NEW DELHI (Reuters) – India’s crisis-torn government looked set to offer a limited rollback of its hike in diesel prices on Wednesday after a key ally withdrew from the coalition, reducing it to a minority administration and raising the risk of an early election.
Prime Minister Manmohan Singh‘s government is widely expected to survive the blow to its parliamentary strength, but its new dependence on regional parties averse to reform will reduce its room for further steps to revive economic growth.
Mamata Banerjee, the firebrand chief minister of West Bengal, announced on Tuesday that she was pulling her party out of the coalition after Singh stood firm on a slew of economic reforms, including the opening of India’s retail sector to global supermarket chains.
But a concession to pull her back from the brink before a Friday deadline appeared to be on the cards after an emergency meeting at Singh’s residence.
A senior source in his Congress party said the government was considering a partial reduction in last week’s 12 percent increase in diesel prices, which economists had long called for to rein in subsidies that have blown out the budget deficit.
(GRAPHIC – Government in numbers, click r.reuters.com/ruj72t)
A government official said the hike of 5 rupees per litre could be pegged down to 3 or 4 rupees, and a new limit on the consumption of subsidised cooking gas cylinders may also be raised.
However, Congress party leaders said there would be no U-turn on allowing investment from foreign retail chains such as Wal-Mart Stores (WMT.N) into the retail sector.
“The government is not in a mood to relent (but) … there could be some cosmetic rollback,” one party leader told Reuters.
If Banerjee does pull her 19 lawmakers out of the ruling United Progressive Alliance (UPA), the Congress-led coalition will be left with 254 seats in parliament, 18 short of a simple majority.
“The beginning of the downfall of the UPA government has started,” said Ravi Shankar Prasad, spokesman of the Bharatiya Janata Party (BJP), amid speculation that the government may fall before its mandate runs out in mid-2014.
GOVERNMENT WILL SURVIVE, BUT FOR HOW LONG?
While Singh can count on two other regional parties outside the coalition to prop it up with a combined seat tally of 43, both are also opposed to retail liberalisation, which could once again endanger a policy that stalled last year amid street protests.
The move on retail was among a series of “big bang” reforms launched last week. They are seen as crucial to reviving India’s flagging economic growth, reining in a bloated fiscal deficit and warding off the spectre of a credit rating downgrade.
Singh’s renewed drive for reform had cheered investors as a sign that the government was finally shaking off months of policy inertia. However, the measures sparked a furious backlash from Banerjee and other political leaders, who condemned them as a needless attack on hundreds of millions of poor people.

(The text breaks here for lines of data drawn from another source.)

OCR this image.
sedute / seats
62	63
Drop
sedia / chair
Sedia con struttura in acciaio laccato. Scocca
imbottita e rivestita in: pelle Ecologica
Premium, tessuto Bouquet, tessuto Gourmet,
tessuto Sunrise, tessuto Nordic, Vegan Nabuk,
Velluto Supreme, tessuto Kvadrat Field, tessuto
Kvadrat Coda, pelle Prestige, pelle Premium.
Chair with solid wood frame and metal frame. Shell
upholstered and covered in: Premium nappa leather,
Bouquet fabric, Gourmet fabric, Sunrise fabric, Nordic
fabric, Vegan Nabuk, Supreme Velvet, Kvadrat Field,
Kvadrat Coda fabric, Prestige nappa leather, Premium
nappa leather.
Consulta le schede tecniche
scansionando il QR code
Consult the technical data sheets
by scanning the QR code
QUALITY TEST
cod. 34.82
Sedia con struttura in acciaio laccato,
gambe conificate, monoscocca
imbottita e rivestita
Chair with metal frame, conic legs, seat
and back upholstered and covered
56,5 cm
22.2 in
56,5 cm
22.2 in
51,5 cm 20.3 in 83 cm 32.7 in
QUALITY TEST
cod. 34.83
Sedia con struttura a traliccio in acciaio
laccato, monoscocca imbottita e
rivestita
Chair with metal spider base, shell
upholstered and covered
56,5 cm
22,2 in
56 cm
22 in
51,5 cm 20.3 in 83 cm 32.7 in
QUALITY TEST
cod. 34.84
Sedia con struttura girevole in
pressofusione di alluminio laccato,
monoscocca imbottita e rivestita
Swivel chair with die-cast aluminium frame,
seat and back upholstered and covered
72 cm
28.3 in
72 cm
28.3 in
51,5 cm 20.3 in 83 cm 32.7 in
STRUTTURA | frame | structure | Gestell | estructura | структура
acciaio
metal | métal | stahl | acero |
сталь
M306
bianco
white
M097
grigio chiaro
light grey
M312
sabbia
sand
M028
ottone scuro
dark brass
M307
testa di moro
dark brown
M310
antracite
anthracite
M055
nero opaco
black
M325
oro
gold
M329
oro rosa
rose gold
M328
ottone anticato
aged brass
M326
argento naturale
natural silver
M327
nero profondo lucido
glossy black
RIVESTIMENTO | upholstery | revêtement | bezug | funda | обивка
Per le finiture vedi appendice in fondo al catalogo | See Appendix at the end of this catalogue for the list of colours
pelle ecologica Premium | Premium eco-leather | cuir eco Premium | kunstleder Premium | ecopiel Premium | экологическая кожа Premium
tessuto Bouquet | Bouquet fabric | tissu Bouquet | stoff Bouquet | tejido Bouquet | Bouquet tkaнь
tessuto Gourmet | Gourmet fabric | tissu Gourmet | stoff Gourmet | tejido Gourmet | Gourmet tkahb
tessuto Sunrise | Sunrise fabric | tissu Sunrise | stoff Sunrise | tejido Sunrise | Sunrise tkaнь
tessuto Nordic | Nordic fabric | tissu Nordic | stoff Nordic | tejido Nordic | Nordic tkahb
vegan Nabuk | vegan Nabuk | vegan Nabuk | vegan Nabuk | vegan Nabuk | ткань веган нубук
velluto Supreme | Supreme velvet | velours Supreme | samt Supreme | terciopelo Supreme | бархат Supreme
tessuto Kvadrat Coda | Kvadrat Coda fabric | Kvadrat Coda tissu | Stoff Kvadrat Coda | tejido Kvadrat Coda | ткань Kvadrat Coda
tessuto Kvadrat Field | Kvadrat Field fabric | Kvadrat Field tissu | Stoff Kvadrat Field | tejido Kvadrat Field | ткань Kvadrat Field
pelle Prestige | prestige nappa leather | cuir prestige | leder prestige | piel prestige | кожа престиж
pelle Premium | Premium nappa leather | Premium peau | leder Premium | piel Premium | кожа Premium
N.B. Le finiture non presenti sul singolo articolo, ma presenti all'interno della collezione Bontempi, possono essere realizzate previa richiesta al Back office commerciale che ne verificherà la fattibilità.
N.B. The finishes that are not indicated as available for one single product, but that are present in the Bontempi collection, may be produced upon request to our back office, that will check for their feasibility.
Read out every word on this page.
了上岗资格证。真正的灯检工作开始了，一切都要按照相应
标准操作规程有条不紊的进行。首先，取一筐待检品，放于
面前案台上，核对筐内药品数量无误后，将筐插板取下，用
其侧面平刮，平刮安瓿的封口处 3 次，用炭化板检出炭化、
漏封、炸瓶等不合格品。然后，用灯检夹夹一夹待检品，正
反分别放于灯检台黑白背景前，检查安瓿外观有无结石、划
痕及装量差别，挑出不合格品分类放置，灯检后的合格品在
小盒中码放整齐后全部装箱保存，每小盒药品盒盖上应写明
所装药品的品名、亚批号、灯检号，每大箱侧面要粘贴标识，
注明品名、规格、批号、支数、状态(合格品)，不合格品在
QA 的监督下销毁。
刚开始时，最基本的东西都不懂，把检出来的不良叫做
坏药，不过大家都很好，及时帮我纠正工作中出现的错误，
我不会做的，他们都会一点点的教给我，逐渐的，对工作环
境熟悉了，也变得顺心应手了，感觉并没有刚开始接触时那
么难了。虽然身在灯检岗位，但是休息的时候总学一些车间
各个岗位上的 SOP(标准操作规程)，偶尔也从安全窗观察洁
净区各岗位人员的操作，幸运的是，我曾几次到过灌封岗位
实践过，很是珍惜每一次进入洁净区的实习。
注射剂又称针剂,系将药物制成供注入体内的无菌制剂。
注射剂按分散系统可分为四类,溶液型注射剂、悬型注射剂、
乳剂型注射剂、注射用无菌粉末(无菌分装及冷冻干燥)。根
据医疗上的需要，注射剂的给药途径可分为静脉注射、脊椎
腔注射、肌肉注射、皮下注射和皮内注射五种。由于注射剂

The BJP said it would try to push for a special sitting of parliament to be convened to hold a confidence vote, which could potentially bring the government down. However, lawmakers are not due to meet for their next session until late November.
Growth in Asia’s third-largest economy has languished near its slowest in three years amid an avalanche of criticism for Singh’s government, which has grappled with a spate of political scandals since his second term began in 2009.
“The government is in a critical situation but they will somehow survive for now,” said political analyst Amulya Ganguli.
“A minority government cannot, however, last that long. We may look at elections being brought forward,” he said. National elections are due by 2014, when Singh is expected to stand down.
Several party and government officials had earlier told Reuters that Congress leader Sonia Gandhi had assessed the risks of losing coalition allies over the measures and concluded the government was safe.
Banerjee came to power in West Bengal in 2011, ending more than three decades of Communist rule in the state. Colloquially known as “Didi”, Banerjee’s supporters hail her as a champion of India’s poor and dispossessed.
But her politics have been a thorn in the side of the government. Her protests were instrumental in blocking a slew of economic measures, from retail reform to allowing foreign direct investment into India’s aviation and insurance sectors.